Que pensez-vous de cette remarque d’un ami, lors de l’enterrement de votre frère (décédé alors qu’au Bataclan était perpétré un massacre) le lendemain de l’attentat contre l’hôtel Radisson Blu de Bamako, où vous deviez précisément vous rendre : « Ton frère t’a peut-être sauvé la vie. » ? La sensation de l’omniprésence des signes est-elle le fruit du désespoir ?
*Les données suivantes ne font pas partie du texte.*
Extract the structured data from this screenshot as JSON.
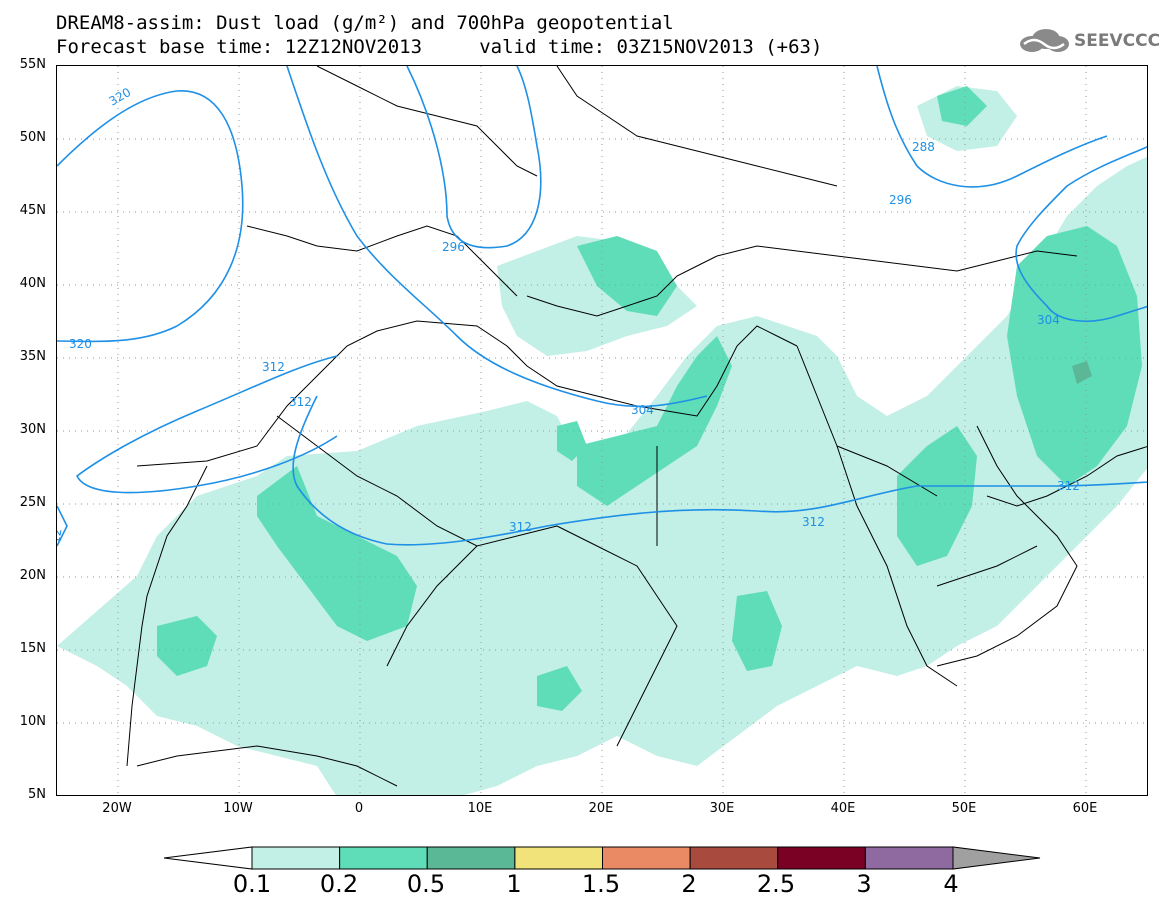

Lorsqu’il y a effraction de la mort d’un proche, les relations causales, objectives ou mentales, se détraquent et l’impensable affleure. C’est arrivé avec le suicide de mon frère aîné Michel en 1979, qui était un peintre assez chamanique. Et avec  la mort par rupture d’anévrisme de mon frère cadet René,  le soir  des  attentats du 13 novembre. La tragédie n’est pas le désespoir, lequel serait plutôt une morne parade pour s’en défendre.  Les signes dont je parlais, soudain se conjuguent en événements improbables. Plusieurs ont connu ça dans la période virulente du deuil. J’ai écrit un roman sur les sœurs Fox âgées de 11 et 14 ans, Théorie de la vilaine petite fille,  lesquelles inventèrent le spiritisme adopté par la folle Amérique et tout l’Occident à la fin du XIXe siècle. Le christianisme, religion du deuil, fut longtemps une espèce de cyclotron de miracles et autres prodiges.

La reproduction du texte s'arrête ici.